Please find here below few suggestions for further improvement of presented paper.
Introduction
If wet grasslands are presented as cultural lanscapes extended by humans, explanation should be provided why e.g. land abandonment or forest expansion - i.e. natural processes - are considered drivers of grassland degradation. Rather terms natural conversion or succession should be used than degradation for such cases.
Figure 1 - colour coding for Avian predator pressure trend is strange. The location of Attempt to restore at the axis is confusing - term should be explained.
Methods
L217 Meaning of xx should be explained.
Results
L263 Please explain landscape gradient.
L273 and Fig. 4. The category unknown is quite high at 43% suggesting limitations of used methodology.
Fig. 5 - Check grammar of the caption.
Dicussion
L309-311 Please check and update statement on predators to waders decrease from emerging (functioning) to degraded in line with data presented in Table 2.
L316, Please consider to mention also other factors than the intensity of landscape use as the reasons of predator population abundance were not subject of this study.
L324 - The context of corvids being well suited to landscape intensification should be better discussed and described in relation to investigated study areas.
Conclusions
L422 - 433 Impact of habitat quality was not subject of this paper.
Author Response
Please see the attachment and thank you for the constructive review.

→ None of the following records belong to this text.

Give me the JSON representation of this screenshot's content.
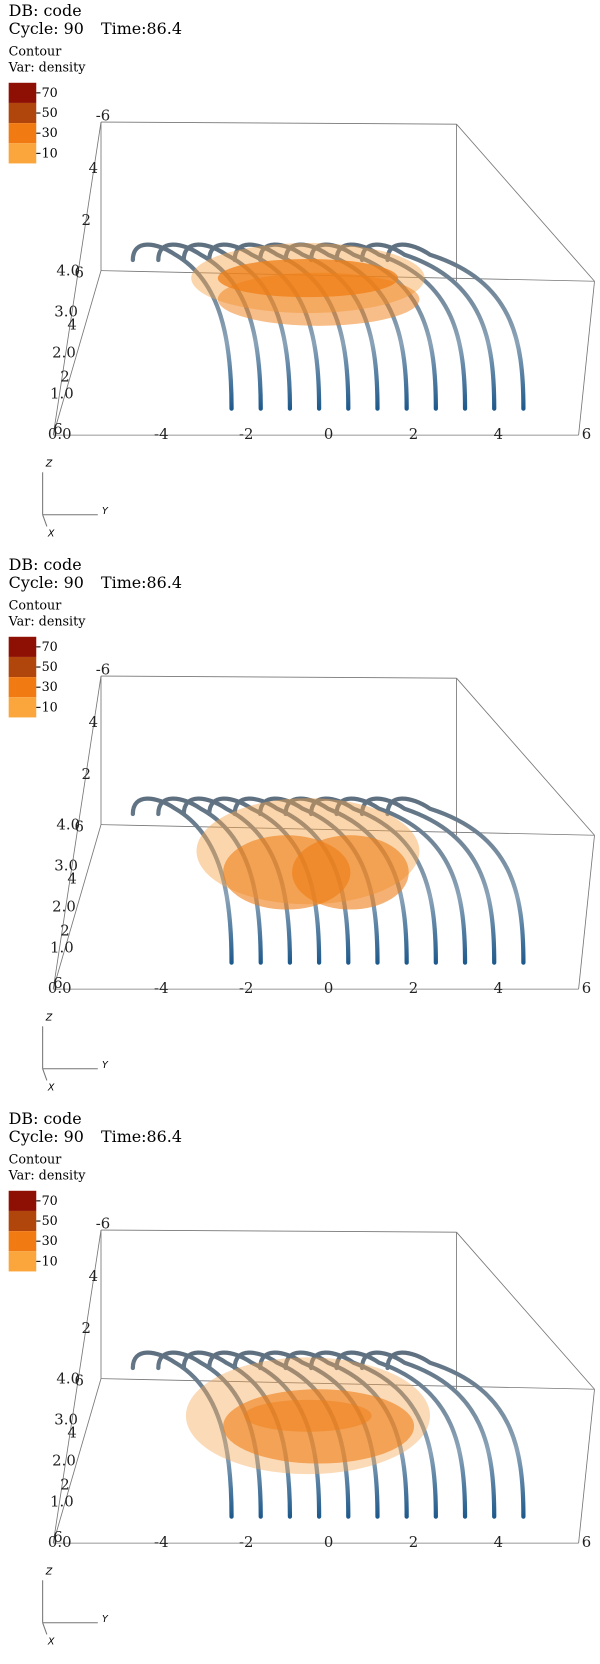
{
  "panels": [
    {
      "header": {
        "db": "DB: code",
        "cycle": "Cycle: 90",
        "time": "Time:86.4"
      },
      "legend": {
        "title": "Contour",
        "variable": "Var: density",
        "levels": [
          {
            "label": "70",
            "color": "#8e1005"
          },
          {
            "label": "50",
            "color": "#b1460c"
          },
          {
            "label": "30",
            "color": "#f27a12"
          },
          {
            "label": "10",
            "color": "#fba63c"
          }
        ]
      },
      "axes": {
        "x_ticks": [
          "-6",
          "4",
          "2",
          "6",
          "4",
          "2",
          "6"
        ],
        "z_ticks": [
          "0.0",
          "1.0",
          "2.0",
          "3.0",
          "4.0"
        ],
        "y_ticks": [
          "-4",
          "-2",
          "0",
          "2",
          "4",
          "6"
        ]
      },
      "triad": {
        "z": "Z",
        "y": "Y",
        "x": "X"
      }
    },
    {
      "header": {
        "db": "DB: code",
        "cycle": "Cycle: 90",
        "time": "Time:86.4"
      },
      "legend": {
        "title": "Contour",
        "variable": "Var: density",
        "levels": [
          {
            "label": "70",
            "color": "#8e1005"
          },
          {
            "label": "50",
            "color": "#b1460c"
          },
          {
            "label": "30",
            "color": "#f27a12"
          },
          {
            "label": "10",
            "color": "#fba63c"
          }
        ]
      },
      "axes": {
        "x_ticks": [
          "-6",
          "4",
          "2",
          "6",
          "4",
          "2",
          "6"
        ],
        "z_ticks": [
          "0.0",
          "1.0",
          "2.0",
          "3.0",
          "4.0"
        ],
        "y_ticks": [
          "-4",
          "-2",
          "0",
          "2",
          "4",
          "6"
        ]
      },
      "triad": {
        "z": "Z",
        "y": "Y",
        "x": "X"
      }
    },
    {
      "header": {
        "db": "DB: code",
        "cycle": "Cycle: 90",
        "time": "Time:86.4"
      },
      "legend": {
        "title": "Contour",
        "variable": "Var: density",
        "levels": [
          {
            "label": "70",
            "color": "#8e1005"
          },
          {
            "label": "50",
            "color": "#b1460c"
          },
          {
            "label": "30",
            "color": "#f27a12"
          },
          {
            "label": "10",
            "color": "#fba63c"
          }
        ]
      },
      "axes": {
        "x_ticks": [
          "-6",
          "4",
          "2",
          "6",
          "4",
          "2",
          "6"
        ],
        "z_ticks": [
          "0.0",
          "1.0",
          "2.0",
          "3.0",
          "4.0"
        ],
        "y_ticks": [
          "-4",
          "-2",
          "0",
          "2",
          "4",
          "6"
        ]
      },
      "triad": {
        "z": "Z",
        "y": "Y",
        "x": "X"
      }
    }
  ]
}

Author Response File: Author Response.pdf
Reviewer 2 Report
This study selected six wet grassland landscapes representing a gradient in both grassland habitat development and breeding wader population status to test the hypothesis that the anthropogenic developmental stage of wet grassland habitats and landscapes drives avian nest predator abundance, and thus the predation pressure on nests, which is a major cause of wader bird declines. Overall, the manuscript is well written. I only have one suggestion: it is better to objectively quantify the degradation levels of six sites instead of subjective description.
Author Response
Dear reviewer 2,
Thank you for your positive review. In regards to your only suggestion. "it is better to objectively quantify the degradation levels of six sites instead of subjective description." We think we have done this, however we have also added a sentence to each case study are to justify their selection.
Thank you for your help.
Reviewer 3 Report
I appreciated the opportunity to review your manuscript. I added more specific comments on the attached ms copy. I found several issues that caused me to question the validity of your study:
- You have many terminology/conceptual issues, which translate into a flawed study approach (see comments on text).

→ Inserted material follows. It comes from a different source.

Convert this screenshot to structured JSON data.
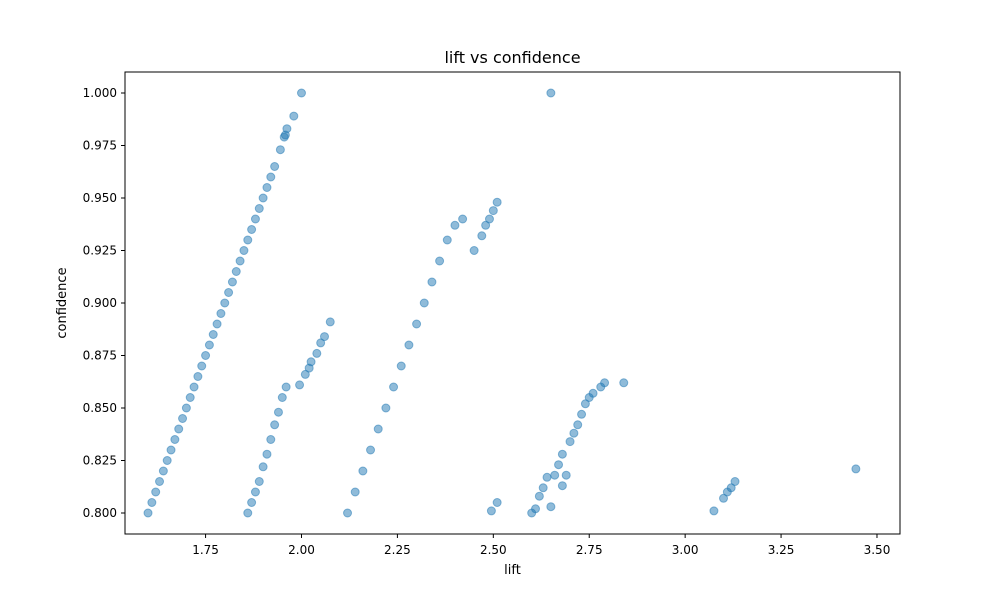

- The study design is inappropriate for the question being asked, primarily because you sampled from across such a broad geographic extent AND selected a range of degraded sites; you knew what the outcome would be.
- You only visited each location once per year, which is far below any acceptable standard.

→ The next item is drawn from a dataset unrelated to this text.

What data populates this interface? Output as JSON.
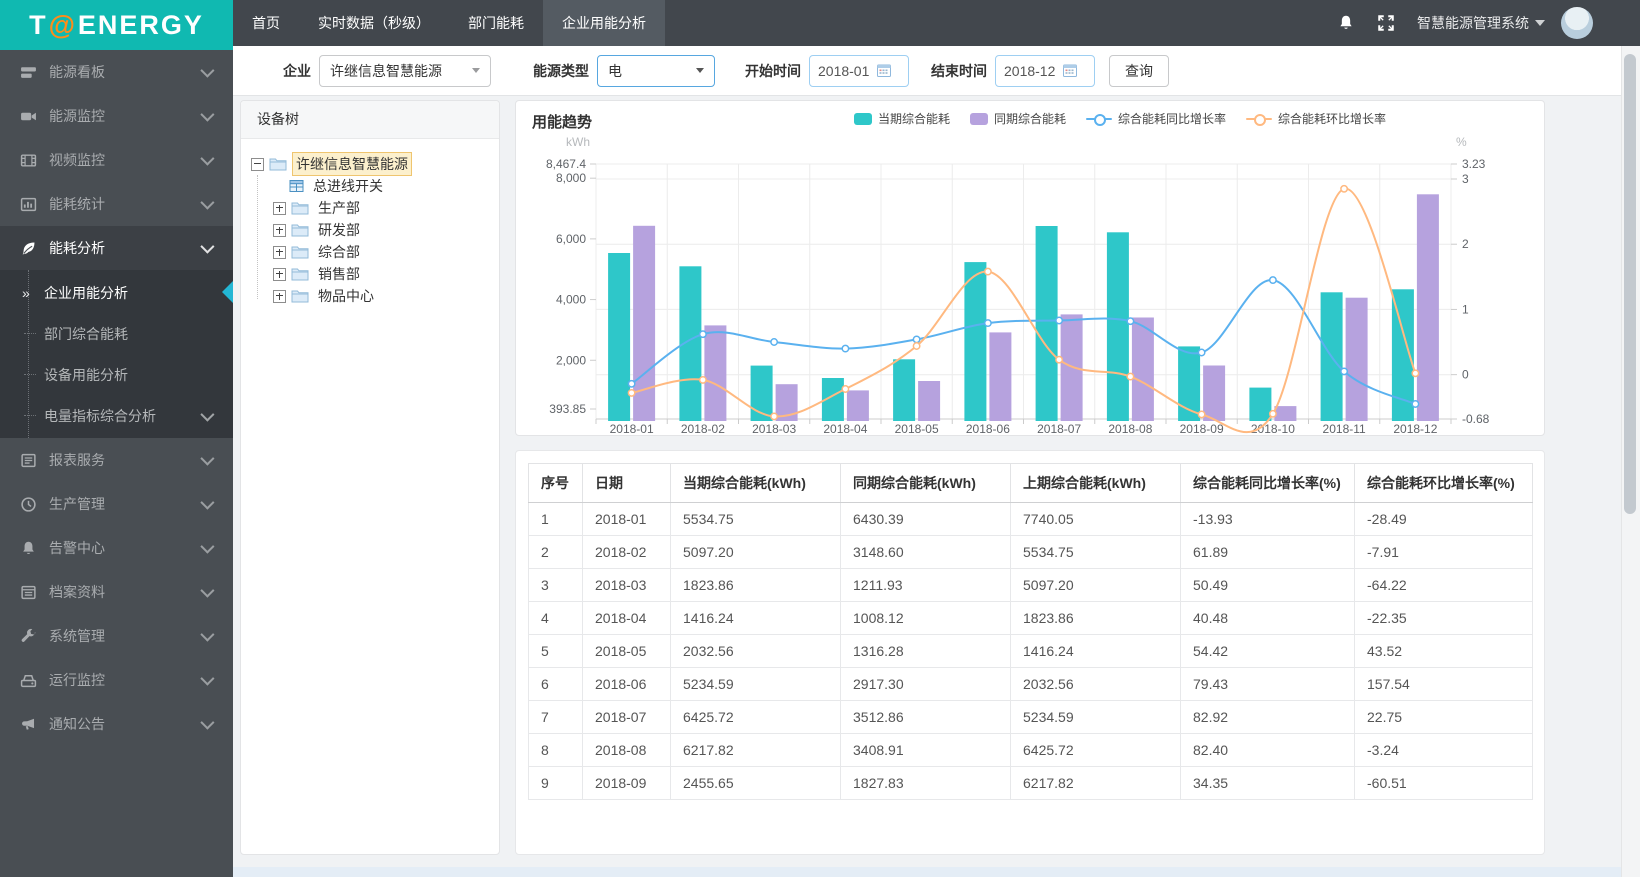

- You used a simplistic analytical approach (correlation) that ignored all of the confounding variables and potential covariates.
- Your artificial nest/egg experiment is really problematic. You ignored the substantial literature that shows the many flaws with this approach.
I am not really sure how to fix any of these major problems. I am usually pretty good and figuring out how to suggest ways around a problematic design and sampling methodology, but I am at a loss here. You should have gathered strong data from a much narrower geographic area. Hopefully another referee can be more helpful.
Comments for author File: Comments.pdf
Author Response
Please see the attachment. Thank you for the review.
Author Response File: Author Response.pdf
Round 2
Reviewer 3 Report
The authors basically either rejected or only made minor changes based on my previous comments. The data set is inadequate (they insist a single observation is adequate!). I seldom encounter authors who refuse to step back and see the weaknesses in their work and make substantial adjustments. But here we are.
Author Response
Dear Author 3,
We would just like to thank you again for review. Your comments were considered and have helped improve our manuscript.